Edward Hopper, New York Movie, oil on canvas, 1939 (Museum of Modern Art/ © 2022 Heirs of Josephine N. Hopper/Licensed by Artists Rights Society, New York / image courtesy Art Resource)

The Hoppers were avid theatergoers, which is creatively displayed in an installation that includes dozens of ticket stubs they saved, along with a small notebook detailing the shows they saw, accompanied by projections of photographs of the theaters they went to and scenes from the productions they took in. They generally paid $1.10 for balcony seats for such plays as An American Tragedy, Pygmalion, The Front Page, and Dead End; they splurged for $3.30 orchestra seats for Hamlet with John Gielgud, as Hopper noted on the back of the stub from November 24, 1936. The vitrine also shines a light on Hopper’s numerous works that are set inside theaters.

Another section traces the Hoppers’ attempt to combat the potential intrusion of New York University into the serenity of Washington Square Park, the neighborhood where Hopper moved to in 1913 and lived the rest of his life. Amid such works as Skyline Near Washington Square, the charcoal drawing Town Square (Washington Square and Tower), and Roofs, Washington Square is a glass case that highlights an exchange of letters between Hopper and Parks Commissioner Robert Moses. The room also focuses on Edward’s relationship with Jo, pointing out that when she posed for him, they would often create fictional characters and situations, role-playing. Several watercolors by Jo are on view as well as a charming short video of them both working in their home studio.

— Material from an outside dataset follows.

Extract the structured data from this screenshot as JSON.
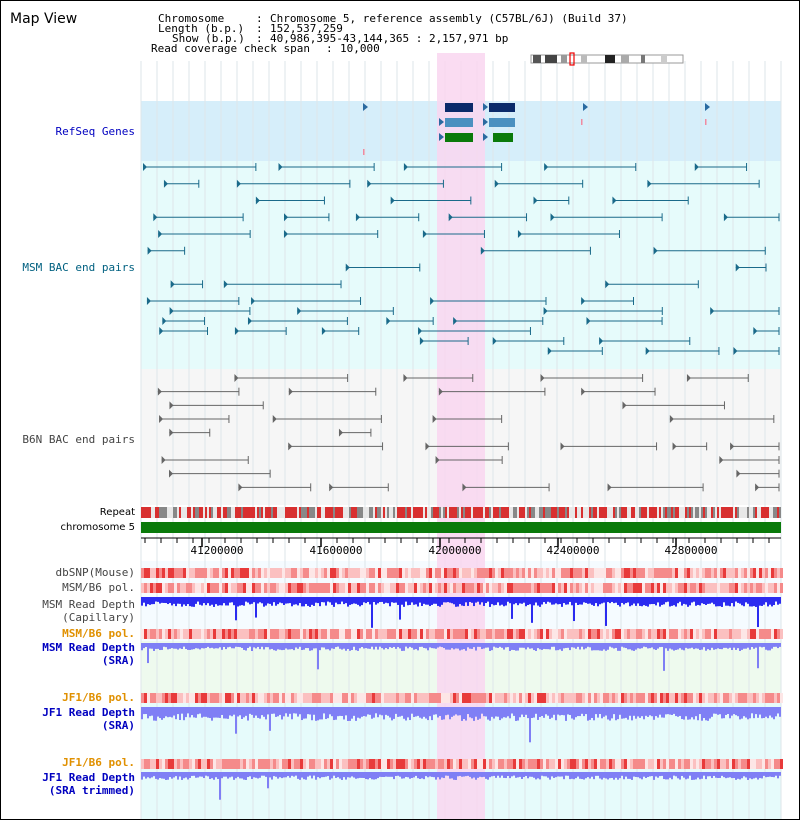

Lovingly curated by Conaty, the show welcomes viewers into the Hoppers’ world like no other solo exhibition I can recall; there’s a constant chatter in the galleries by New Yorkers and tourists alike discussing the paintings and the city with enthusiasm, regardless of their prior knowledge of art or Manhattan. The works have a way of uniting everyone at the Whitney, perhaps in part as a response to the loneliness depicted in so many of the canvases (and in real life during the pandemic lockdown). “Edward Hopper’s New York” might not be an exact replica of the city, but it gracefully represents the town we savor every day.